L’arrivée d’Emmanuel Macron au pouvoir marque un changement de ton avec le président malien, réélu en 2018. En janvier 2020, au Sommet de Pau, puis à celui de Nouakchott six mois plus tard, le chef de l’État français tance son homologue et demande que son administration réinvestisse les territoires du Nord et surtout du centre du pays, devenue l’épicentre de l’action djihadiste. “Au Mali, cela a été perçu comme une attitude paternaliste”, note le spécialiste du Sahel. Comme un rappel de la période coloniale, dont “les comptes n’ont jamais été totalement soldés”, selon Jean-Hervé Jezequel, de l’International Crisis Group.

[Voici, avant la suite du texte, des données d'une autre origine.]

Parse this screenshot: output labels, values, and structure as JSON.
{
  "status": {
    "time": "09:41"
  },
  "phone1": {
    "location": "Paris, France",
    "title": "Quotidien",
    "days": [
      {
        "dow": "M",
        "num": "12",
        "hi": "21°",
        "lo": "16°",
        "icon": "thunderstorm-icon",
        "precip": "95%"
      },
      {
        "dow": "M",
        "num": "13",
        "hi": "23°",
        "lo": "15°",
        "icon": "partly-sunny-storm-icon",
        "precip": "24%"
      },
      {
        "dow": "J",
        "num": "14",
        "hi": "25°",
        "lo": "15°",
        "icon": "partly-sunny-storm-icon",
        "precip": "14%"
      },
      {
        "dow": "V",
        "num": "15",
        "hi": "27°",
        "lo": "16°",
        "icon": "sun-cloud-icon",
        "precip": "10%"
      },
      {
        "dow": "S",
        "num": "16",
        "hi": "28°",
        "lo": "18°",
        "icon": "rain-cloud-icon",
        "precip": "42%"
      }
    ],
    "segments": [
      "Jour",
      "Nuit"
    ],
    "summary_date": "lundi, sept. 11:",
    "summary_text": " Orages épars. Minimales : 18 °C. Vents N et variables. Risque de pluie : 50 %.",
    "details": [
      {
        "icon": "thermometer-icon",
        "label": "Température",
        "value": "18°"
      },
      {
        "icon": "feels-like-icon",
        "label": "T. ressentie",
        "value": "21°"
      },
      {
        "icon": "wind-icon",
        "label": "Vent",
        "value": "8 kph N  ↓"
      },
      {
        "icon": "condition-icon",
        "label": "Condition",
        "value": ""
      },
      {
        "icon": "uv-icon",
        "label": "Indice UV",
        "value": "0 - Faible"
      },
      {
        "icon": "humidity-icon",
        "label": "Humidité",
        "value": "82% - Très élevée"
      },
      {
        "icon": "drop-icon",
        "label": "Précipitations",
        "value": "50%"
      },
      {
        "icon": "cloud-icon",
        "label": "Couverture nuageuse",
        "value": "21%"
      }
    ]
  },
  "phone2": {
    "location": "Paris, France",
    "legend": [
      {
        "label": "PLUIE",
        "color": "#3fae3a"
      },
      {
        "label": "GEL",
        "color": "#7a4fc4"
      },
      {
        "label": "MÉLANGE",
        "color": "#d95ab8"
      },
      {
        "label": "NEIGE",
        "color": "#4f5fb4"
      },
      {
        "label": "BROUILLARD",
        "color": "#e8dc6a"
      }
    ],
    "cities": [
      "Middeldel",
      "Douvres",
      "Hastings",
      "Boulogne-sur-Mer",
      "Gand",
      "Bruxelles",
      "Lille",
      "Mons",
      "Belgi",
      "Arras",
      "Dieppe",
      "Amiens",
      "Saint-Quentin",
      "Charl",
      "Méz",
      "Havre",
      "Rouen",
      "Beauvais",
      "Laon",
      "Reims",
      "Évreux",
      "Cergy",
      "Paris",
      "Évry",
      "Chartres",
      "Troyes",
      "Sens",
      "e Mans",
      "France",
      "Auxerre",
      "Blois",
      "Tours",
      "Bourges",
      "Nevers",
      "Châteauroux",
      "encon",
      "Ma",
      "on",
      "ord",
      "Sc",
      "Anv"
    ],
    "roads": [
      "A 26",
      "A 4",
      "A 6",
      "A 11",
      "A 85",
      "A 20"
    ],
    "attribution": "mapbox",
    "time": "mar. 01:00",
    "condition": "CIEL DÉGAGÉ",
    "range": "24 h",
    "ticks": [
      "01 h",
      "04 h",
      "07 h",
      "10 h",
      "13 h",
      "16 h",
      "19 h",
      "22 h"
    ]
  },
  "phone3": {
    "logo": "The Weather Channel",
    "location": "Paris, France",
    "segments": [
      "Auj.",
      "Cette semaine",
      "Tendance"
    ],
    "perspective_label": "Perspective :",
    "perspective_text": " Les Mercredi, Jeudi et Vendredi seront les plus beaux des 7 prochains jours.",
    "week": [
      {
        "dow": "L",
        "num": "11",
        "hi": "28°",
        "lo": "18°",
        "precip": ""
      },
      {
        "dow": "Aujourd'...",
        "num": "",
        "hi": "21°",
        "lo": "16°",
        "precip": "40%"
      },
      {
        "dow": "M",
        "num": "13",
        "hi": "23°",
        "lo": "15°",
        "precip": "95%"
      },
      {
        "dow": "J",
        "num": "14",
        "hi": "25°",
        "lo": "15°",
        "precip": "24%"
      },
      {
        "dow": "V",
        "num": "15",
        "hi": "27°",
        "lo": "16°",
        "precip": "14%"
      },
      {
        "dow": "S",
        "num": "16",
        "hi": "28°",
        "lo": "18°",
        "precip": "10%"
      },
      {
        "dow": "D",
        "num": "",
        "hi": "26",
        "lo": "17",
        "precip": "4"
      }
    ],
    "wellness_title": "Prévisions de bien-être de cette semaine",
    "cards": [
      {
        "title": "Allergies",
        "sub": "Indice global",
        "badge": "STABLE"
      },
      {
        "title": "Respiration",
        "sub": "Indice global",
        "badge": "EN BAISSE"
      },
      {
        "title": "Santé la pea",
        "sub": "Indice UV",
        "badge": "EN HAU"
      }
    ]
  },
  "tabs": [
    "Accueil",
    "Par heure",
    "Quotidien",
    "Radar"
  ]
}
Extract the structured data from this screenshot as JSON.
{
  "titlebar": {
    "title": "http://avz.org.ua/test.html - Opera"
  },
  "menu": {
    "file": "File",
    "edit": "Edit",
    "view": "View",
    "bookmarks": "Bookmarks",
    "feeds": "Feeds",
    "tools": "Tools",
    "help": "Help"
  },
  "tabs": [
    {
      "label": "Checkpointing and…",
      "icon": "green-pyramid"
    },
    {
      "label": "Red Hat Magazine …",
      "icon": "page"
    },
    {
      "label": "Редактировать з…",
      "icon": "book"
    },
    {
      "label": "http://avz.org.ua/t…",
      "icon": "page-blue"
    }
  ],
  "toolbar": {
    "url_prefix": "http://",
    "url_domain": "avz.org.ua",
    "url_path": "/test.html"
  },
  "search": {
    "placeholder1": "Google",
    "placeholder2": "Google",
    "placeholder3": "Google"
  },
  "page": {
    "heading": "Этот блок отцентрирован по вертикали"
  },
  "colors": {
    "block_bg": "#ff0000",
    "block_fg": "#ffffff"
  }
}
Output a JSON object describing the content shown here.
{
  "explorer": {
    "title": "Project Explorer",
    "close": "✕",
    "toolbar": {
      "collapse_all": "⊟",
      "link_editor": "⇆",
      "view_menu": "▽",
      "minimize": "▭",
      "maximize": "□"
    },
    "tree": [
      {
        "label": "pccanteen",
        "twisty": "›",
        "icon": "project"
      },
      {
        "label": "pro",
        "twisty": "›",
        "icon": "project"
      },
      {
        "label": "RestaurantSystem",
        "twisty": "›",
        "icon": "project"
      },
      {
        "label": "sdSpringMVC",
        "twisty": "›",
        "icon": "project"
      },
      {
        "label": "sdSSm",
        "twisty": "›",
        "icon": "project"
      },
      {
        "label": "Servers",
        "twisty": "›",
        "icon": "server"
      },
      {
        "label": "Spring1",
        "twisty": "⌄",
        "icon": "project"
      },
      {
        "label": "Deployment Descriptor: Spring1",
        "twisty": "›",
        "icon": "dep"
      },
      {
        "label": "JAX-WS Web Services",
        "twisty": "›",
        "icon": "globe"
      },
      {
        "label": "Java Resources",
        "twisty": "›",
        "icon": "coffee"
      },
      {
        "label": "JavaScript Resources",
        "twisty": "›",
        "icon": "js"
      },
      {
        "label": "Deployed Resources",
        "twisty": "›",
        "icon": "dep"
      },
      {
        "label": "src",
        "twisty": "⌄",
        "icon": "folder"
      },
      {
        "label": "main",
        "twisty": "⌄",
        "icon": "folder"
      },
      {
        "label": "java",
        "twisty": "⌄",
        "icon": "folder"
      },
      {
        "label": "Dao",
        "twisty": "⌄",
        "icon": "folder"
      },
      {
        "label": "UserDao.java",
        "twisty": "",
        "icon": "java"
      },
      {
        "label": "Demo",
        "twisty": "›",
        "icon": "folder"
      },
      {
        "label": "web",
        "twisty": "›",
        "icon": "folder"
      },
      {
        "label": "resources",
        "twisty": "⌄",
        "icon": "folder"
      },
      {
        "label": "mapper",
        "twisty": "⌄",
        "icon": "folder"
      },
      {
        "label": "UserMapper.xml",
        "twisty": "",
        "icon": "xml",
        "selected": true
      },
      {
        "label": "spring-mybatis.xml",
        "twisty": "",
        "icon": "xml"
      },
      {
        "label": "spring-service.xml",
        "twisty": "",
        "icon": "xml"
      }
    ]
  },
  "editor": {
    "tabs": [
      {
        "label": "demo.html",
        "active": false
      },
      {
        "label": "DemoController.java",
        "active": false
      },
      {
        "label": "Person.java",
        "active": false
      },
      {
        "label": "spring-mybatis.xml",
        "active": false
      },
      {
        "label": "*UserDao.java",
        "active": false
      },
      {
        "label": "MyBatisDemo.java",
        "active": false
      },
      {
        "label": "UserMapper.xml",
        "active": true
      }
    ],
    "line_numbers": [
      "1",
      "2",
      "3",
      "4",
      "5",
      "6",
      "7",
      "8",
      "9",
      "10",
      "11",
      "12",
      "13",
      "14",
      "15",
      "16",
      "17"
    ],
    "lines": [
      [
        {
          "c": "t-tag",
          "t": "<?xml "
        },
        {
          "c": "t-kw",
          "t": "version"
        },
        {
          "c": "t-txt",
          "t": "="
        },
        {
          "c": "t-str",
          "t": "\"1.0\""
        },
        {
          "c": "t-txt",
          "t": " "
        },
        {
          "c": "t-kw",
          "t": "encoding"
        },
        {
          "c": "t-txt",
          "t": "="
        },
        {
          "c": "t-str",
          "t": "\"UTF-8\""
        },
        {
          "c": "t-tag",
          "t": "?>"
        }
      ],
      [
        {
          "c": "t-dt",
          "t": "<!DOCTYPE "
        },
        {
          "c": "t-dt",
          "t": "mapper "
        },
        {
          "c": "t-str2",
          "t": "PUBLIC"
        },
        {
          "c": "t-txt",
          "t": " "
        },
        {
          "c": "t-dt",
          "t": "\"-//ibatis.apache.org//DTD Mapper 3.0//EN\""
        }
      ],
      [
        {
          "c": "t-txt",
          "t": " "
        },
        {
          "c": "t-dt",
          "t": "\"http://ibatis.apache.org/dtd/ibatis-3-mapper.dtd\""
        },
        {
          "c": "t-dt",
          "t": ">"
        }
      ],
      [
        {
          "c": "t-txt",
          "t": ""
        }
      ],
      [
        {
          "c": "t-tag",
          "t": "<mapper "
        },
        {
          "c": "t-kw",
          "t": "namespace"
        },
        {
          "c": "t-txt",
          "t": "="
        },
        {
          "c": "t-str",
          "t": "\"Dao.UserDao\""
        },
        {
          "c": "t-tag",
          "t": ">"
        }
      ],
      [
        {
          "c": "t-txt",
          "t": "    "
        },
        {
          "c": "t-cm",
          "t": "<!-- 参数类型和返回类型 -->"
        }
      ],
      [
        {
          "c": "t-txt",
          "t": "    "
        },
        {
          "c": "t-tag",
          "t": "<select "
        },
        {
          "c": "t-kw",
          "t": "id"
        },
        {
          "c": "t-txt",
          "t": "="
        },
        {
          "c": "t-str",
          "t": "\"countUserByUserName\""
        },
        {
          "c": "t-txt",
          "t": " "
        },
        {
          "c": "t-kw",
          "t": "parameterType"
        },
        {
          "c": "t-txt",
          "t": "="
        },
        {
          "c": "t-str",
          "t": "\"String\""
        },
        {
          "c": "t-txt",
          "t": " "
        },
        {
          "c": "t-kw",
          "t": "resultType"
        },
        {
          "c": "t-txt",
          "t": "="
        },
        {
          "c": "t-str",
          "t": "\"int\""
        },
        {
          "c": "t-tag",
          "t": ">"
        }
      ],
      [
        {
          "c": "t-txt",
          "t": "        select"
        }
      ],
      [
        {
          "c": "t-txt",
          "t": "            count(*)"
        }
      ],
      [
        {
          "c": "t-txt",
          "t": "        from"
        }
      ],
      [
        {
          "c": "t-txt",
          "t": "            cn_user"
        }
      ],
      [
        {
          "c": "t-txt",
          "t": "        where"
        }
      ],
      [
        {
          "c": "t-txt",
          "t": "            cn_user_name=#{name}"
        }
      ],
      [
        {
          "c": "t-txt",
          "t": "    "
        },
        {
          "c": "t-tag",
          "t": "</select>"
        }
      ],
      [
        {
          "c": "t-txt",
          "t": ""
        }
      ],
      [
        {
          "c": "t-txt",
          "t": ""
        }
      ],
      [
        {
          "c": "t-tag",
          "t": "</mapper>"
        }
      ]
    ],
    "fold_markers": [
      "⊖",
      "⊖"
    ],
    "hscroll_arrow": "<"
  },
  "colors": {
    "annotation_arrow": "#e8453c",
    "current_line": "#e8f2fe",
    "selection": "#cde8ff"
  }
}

La ligne rouge de la négociation
“Nous ne négocions pas avec les terroristes qui ont du sang sur les mains.” Telle est la doxa de la France, qui la justifie notamment par ses 52 soldats tombés au Sahel depuis 2013. “Mais ce sont surtout les populations civiles qui trinquent, souligne le chercheur Boubacar Haidara. Beaucoup de Maliens sont désormais favorables à un dialogue avec les djihadistes et ne comprennent pas cette rigidité idéologique de la France. Cela a contribué à salir son image.”
Dès 2016, l’État malien avait amorcé des discussions avec les groupes armés. Mais sous pression de Paris, elles ont été abandonnées. En février 2020, IBK évoque à nouveau un dialogue national. Paris là encore reste circonspecte. “Cela a créé beaucoup de frustrations côté malien”, analyse Jean-Hervé Jezequel. La position française est d’autant moins bien perçue que des accords passés localement avec les insurgés ont permis de faire baisser les violences.
Les Russes à la manœuvre
Si le gouvernement malien envisage de passer contrat avec la sulfureuse société russe de mercenaires Wagner, le rapprochement entre Bamako et le Kremlin, alliés pendant la guerre froide, ne date pas d’hier. En 2017, la Russie offre deux hélicoptères à Bamako. En 2019. IBK se rend à Sotchi au Sommet africain organisé par Vladimir Poutine. Un accord de coopération militaire est signé la même année. Au Mali, des mouvements pro-russes comme le GPM font de l’agit-prop en réclamant le départ de Barkhane. Ils sont groupusculaires mais entretiennent une musique de fond anti-française sur les réseaux sociaux, orchestrée depuis Moscou. Les manifestations contre la présence française se multiplient.
Rupture avec la junte
18 août 2020. Le pouvoir moribond d’IBK ne résiste pas à un putsch militaire. À Paris, on se réjouit du sang neuf apportés par ces jeunes officiers dirigés par le colonel Goïta. Le deuxième coup d’État en mai dernier va enterrer ces espoirs. La France suspend un temps sa collaboration avec les Forces armées maliennes. Paris sait qu’en sous-main, la junte négocie – “depuis des mois” selon l’Élysée – avec les Russes de Wagner. L’argument du Premier ministre, qui dit chercher de nouvelles alliances en raison du “lâchage” français, ne tiendrait donc pas. D’autant que “le redimensionnement de Barkhane a été vraiment discuté avec les autorités maliennes”, soutient-on dans l’entourage d’Emmanuel Macron. Si aucun officiel malien n’y a encore réagi, Jeamille Bittar, porte-parole du mouvement M5-RFP qui soutient la junte, a parlé samedi sur RFI de la France comme d’un “ennemi voilé”, qui doit quitter le Mali.